Abstract

Peak-to-peak bipolar voltage varies with electrode orientation, fractionation, and collision events. Novel, omnipolar mapping is less dependent on electrode orientation but has limited data in humans. This study sought to compare bipolar peak-to-peak voltage with omnipolar maximum voltage (Vmax) during sinus rhythm in the left atrium of patients with persistent (PerAF) or paroxysmal atrial fibrillation (PAF). Baseline voltage maps were generated with bipolar and omnipolar mapping in 20 patients undergoing de novo catheter ablation for PerAF or PAF and 9 patients with known scar from prior cardiac surgery, to validate voltage-based scar approximations. Low voltage was defined as<0.5mV and scar<0.1mV. Mean voltage was compared with unpaired t testing. Percent low voltage and scar were compared with chi-square testing. A point-to-point comparison was performed with Bland-Altman analysis.

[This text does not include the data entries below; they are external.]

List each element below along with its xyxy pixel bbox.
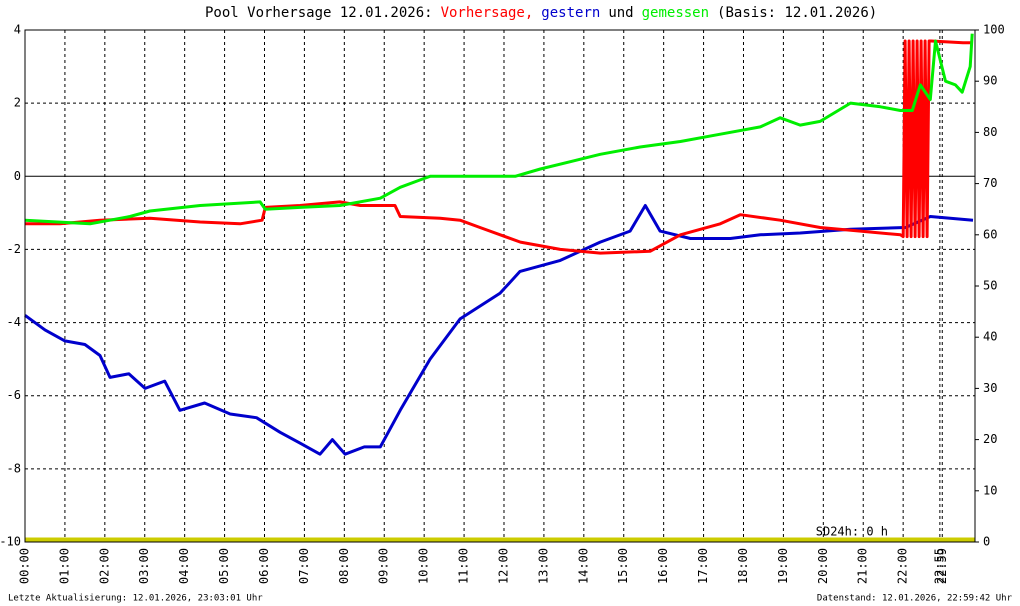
legend-entry: gemessen (642, 5, 709, 21)
x-tick-label: 15:00 (616, 548, 630, 584)
x-tick-label: 16:00 (656, 548, 670, 584)
y2-tick-label: 60 (983, 227, 997, 241)
x-tick-label: 10:00 (417, 548, 431, 584)
data-line (25, 39, 973, 255)
x-tick-label: 17:00 (696, 548, 710, 584)
footer-left: Letzte Aktualisierung: 12.01.2026, 23:03… (8, 594, 263, 604)
title-text: Pool Vorhersage 12.01.2026: (205, 5, 433, 21)
y2-tick-label: 0 (983, 535, 990, 549)
x-tick-label: 22:00 (896, 548, 910, 584)
x-tick-label: 20:00 (816, 548, 830, 584)
x-tick-label: 14:00 (576, 548, 590, 584)
x-tick-label: 01:00 (57, 548, 71, 584)
data-line (24, 204, 974, 456)
y-tick-label: 4 (14, 23, 21, 37)
x-tick-label: 02:00 (97, 548, 111, 584)
x-tick-label: 22:55 (932, 548, 946, 584)
annotation: SD24h: 0 h (816, 525, 888, 539)
x-tick-label: 21:00 (856, 548, 870, 584)
x-tick-label: 13:00 (536, 548, 550, 584)
y2-tick-label: 50 (983, 279, 997, 293)
x-tick-label: 00:00 (18, 548, 32, 584)
x-tick-label: 07:00 (297, 548, 311, 584)
title-text: und (608, 5, 633, 21)
legend-entry: Vorhersage, (441, 5, 534, 21)
x-tick-label: 04:00 (177, 548, 191, 584)
footer-right: Datenstand: 12.01.2026, 22:59:42 Uhr (817, 594, 1013, 604)
x-tick-label: 05:00 (217, 548, 231, 584)
y-tick-label: -8 (7, 461, 21, 475)
x-tick-label: 22:59 (935, 548, 949, 584)
x-tick-label: 19:00 (776, 548, 790, 584)
y2-tick-label: 20 (983, 432, 997, 446)
y-tick-label: 0 (14, 169, 21, 183)
x-tick-label: 03:00 (137, 548, 151, 584)
legend-entry: gestern (541, 5, 600, 21)
x-tick-label: 18:00 (736, 548, 750, 584)
x-tick-label: 06:00 (257, 548, 271, 584)
y-tick-label: -2 (7, 242, 21, 256)
y2-tick-label: 10 (983, 483, 997, 497)
x-tick-label: 11:00 (457, 548, 471, 584)
x-tick-label: 09:00 (377, 548, 391, 584)
y-tick-label: -10 (0, 535, 21, 549)
y2-tick-label: 80 (983, 125, 997, 139)
data-line (24, 33, 974, 226)
y2-tick-label: 90 (983, 74, 997, 88)
y2-tick-label: 100 (983, 23, 1005, 37)
title-text: (Basis: 12.01.2026) (717, 5, 877, 21)
y2-tick-label: 70 (983, 176, 997, 190)
y-tick-label: 2 (14, 96, 21, 110)
y2-tick-label: 30 (983, 381, 997, 395)
chart-title: Pool Vorhersage 12.01.2026: Vorhersage, ge… (205, 5, 877, 21)
x-tick-label: 12:00 (496, 548, 510, 584)
y2-tick-label: 40 (983, 330, 997, 344)
y-tick-label: -4 (7, 315, 21, 329)
y-tick-label: -6 (7, 388, 21, 402)
x-tick-label: 08:00 (337, 548, 351, 584)
plot-frame (24, 29, 976, 543)
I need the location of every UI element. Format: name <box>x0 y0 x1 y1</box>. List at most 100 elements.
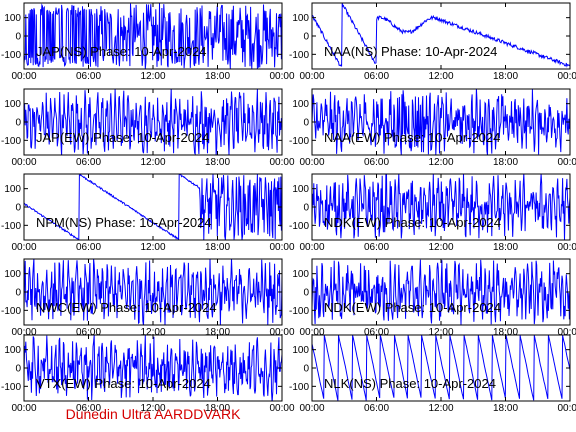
x-tick-label: 06:00 <box>76 71 101 82</box>
y-tick-label: 100 <box>4 184 21 195</box>
panel-title: JAP(EW) Phase: 10-Apr-2024 <box>36 130 209 145</box>
x-tick-label: 06:00 <box>76 157 101 168</box>
y-tick-label: -100 <box>1 306 21 317</box>
x-tick-label: 12:00 <box>428 71 453 82</box>
y-tick-label: 100 <box>292 345 309 356</box>
y-tick-label: 0 <box>15 203 21 214</box>
x-tick-label: 00:00 <box>299 327 324 338</box>
y-tick-label: 100 <box>292 13 309 24</box>
x-tick-label: 12:00 <box>428 157 453 168</box>
x-tick-label: 00:00 <box>557 157 576 168</box>
x-tick-label: 18:00 <box>493 157 518 168</box>
y-tick-label: 100 <box>4 99 21 110</box>
x-tick-label: 18:00 <box>493 403 518 414</box>
phase-trace <box>312 174 570 240</box>
panel-title: VTX(EW) Phase: 10-Apr-2024 <box>36 376 211 391</box>
panel-title: NWC(EW) Phase: 10-Apr-2024 <box>36 300 217 315</box>
phase-trace <box>24 259 282 325</box>
x-tick-label: 00:00 <box>269 242 294 253</box>
y-tick-label: 0 <box>15 364 21 375</box>
y-tick-label: 0 <box>15 32 21 43</box>
phase-trace <box>24 3 282 69</box>
x-tick-label: 12:00 <box>428 327 453 338</box>
x-tick-label: 00:00 <box>11 403 36 414</box>
y-tick-label: 0 <box>303 288 309 299</box>
panel-title: NDK(EW) Phase: 10-Apr-2024 <box>324 215 501 230</box>
phase-trace <box>24 89 282 155</box>
x-tick-label: 12:00 <box>140 242 165 253</box>
x-tick-label: 06:00 <box>364 242 389 253</box>
x-tick-label: 00:00 <box>557 327 576 338</box>
y-tick-label: 100 <box>4 269 21 280</box>
chart-panel-9: 100 0 -100 00:00 06:00 12:00 18:00 00:00 VTX(EW)… <box>1 334 295 414</box>
x-tick-label: 18:00 <box>493 327 518 338</box>
x-tick-label: 00:00 <box>11 157 36 168</box>
x-tick-label: 12:00 <box>140 327 165 338</box>
phase-trace <box>312 259 570 325</box>
y-tick-label: 0 <box>15 118 21 129</box>
y-tick-label: 100 <box>292 184 309 195</box>
x-tick-label: 00:00 <box>557 403 576 414</box>
y-tick-label: -100 <box>289 306 309 317</box>
y-tick-label: -100 <box>1 136 21 147</box>
chart-panel-10: 100 0 -100 00:00 06:00 12:00 18:00 00:00 NLK(NS)… <box>289 334 576 414</box>
y-tick-label: -100 <box>1 221 21 232</box>
footer-label: Dunedin Ultra AARDDVARK <box>66 406 241 422</box>
x-tick-label: 06:00 <box>76 403 101 414</box>
panel-title: NDK(EW) Phase: 10-Apr-2024 <box>324 300 501 315</box>
y-tick-label: -100 <box>289 221 309 232</box>
phase-trace <box>312 3 570 68</box>
x-tick-label: 00:00 <box>557 71 576 82</box>
y-tick-label: -100 <box>289 382 309 393</box>
x-tick-label: 12:00 <box>428 403 453 414</box>
plot-frame <box>311 2 571 70</box>
x-tick-label: 18:00 <box>205 403 230 414</box>
x-tick-label: 00:00 <box>299 157 324 168</box>
panel-title: NAA(NS) Phase: 10-Apr-2024 <box>324 44 497 59</box>
chart-panel-3: 100 0 -100 00:00 06:00 12:00 18:00 00:00 JAP(EW)… <box>1 88 295 168</box>
x-tick-label: 12:00 <box>428 242 453 253</box>
phase-trace <box>24 335 282 401</box>
y-tick-label: 0 <box>303 32 309 43</box>
chart-panel-1: 100 0 -100 00:00 06:00 12:00 18:00 00:00 JAP(NS)… <box>1 2 295 82</box>
chart-panel-6: 100 0 -100 00:00 06:00 12:00 18:00 00:00 NDK(EW)… <box>289 173 576 253</box>
x-tick-label: 00:00 <box>299 71 324 82</box>
y-tick-label: 0 <box>303 203 309 214</box>
x-tick-label: 06:00 <box>364 71 389 82</box>
y-tick-label: 100 <box>292 99 309 110</box>
y-tick-label: 0 <box>303 364 309 375</box>
chart-panel-8: 100 0 -100 00:00 06:00 12:00 18:00 00:00 NDK(EW)… <box>289 258 576 338</box>
y-tick-label: 100 <box>292 269 309 280</box>
x-tick-label: 00:00 <box>11 71 36 82</box>
phase-trace <box>24 174 282 240</box>
x-tick-label: 12:00 <box>140 71 165 82</box>
x-tick-label: 18:00 <box>493 71 518 82</box>
x-tick-label: 00:00 <box>269 403 294 414</box>
y-tick-label: 0 <box>303 118 309 129</box>
x-tick-label: 00:00 <box>299 403 324 414</box>
phase-trace <box>312 335 570 401</box>
x-tick-label: 18:00 <box>205 242 230 253</box>
x-tick-label: 18:00 <box>205 157 230 168</box>
x-tick-label: 06:00 <box>364 403 389 414</box>
x-tick-label: 06:00 <box>364 157 389 168</box>
x-tick-label: 06:00 <box>364 327 389 338</box>
phase-trace <box>312 89 570 155</box>
x-tick-label: 00:00 <box>557 242 576 253</box>
x-tick-label: 00:00 <box>269 157 294 168</box>
x-tick-label: 06:00 <box>76 242 101 253</box>
x-tick-label: 00:00 <box>11 327 36 338</box>
x-tick-label: 12:00 <box>140 403 165 414</box>
y-tick-label: 100 <box>4 13 21 24</box>
y-tick-label: -100 <box>1 382 21 393</box>
panel-title: NPM(NS) Phase: 10-Apr-2024 <box>36 215 212 230</box>
panel-title: JAP(NS) Phase: 10-Apr-2024 <box>36 44 207 59</box>
chart-panel-4: 100 0 -100 00:00 06:00 12:00 18:00 00:00 NAA(EW)… <box>289 88 576 168</box>
x-tick-label: 06:00 <box>76 327 101 338</box>
chart-panel-7: 100 0 -100 00:00 06:00 12:00 18:00 00:00 NWC(EW)… <box>1 258 295 338</box>
chart-panel-2: 100 0 -100 00:00 06:00 12:00 18:00 00:00 NAA(NS)… <box>289 2 576 82</box>
y-tick-label: -100 <box>289 50 309 61</box>
panel-title: NLK(NS) Phase: 10-Apr-2024 <box>324 376 496 391</box>
y-tick-label: -100 <box>1 50 21 61</box>
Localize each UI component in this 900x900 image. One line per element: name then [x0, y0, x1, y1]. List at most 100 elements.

The mean age was 62.2 ± 9.9 years, 34% were women, and 41% had heart failure. Omnipolar mappingidentified significantly higher mean voltage than bipolar mapping and classified less points as low voltage (PerAF: 32.90% vs 43.40%; PAF: 19.20% vs 25.60%) and scar (PerAF: 7.72% vs 12.10%; PAF: 4.03% vs 6.07%) (all P< 0.0001). Omnipolar Vmax displayed significant disagreement with bipolar by Bland-Altman analysis. Scar and low-voltage approximations were validated in atria with known scar, in which bipolar mapping overestimated the extent of low voltage (P< 0.0001) and scar (P< 0.0001). Omnipolar mapping identifies higher voltage and has greater specificity for the detection of low voltage and scar than conventional bipolar mapping in patients with PerAF or PAF.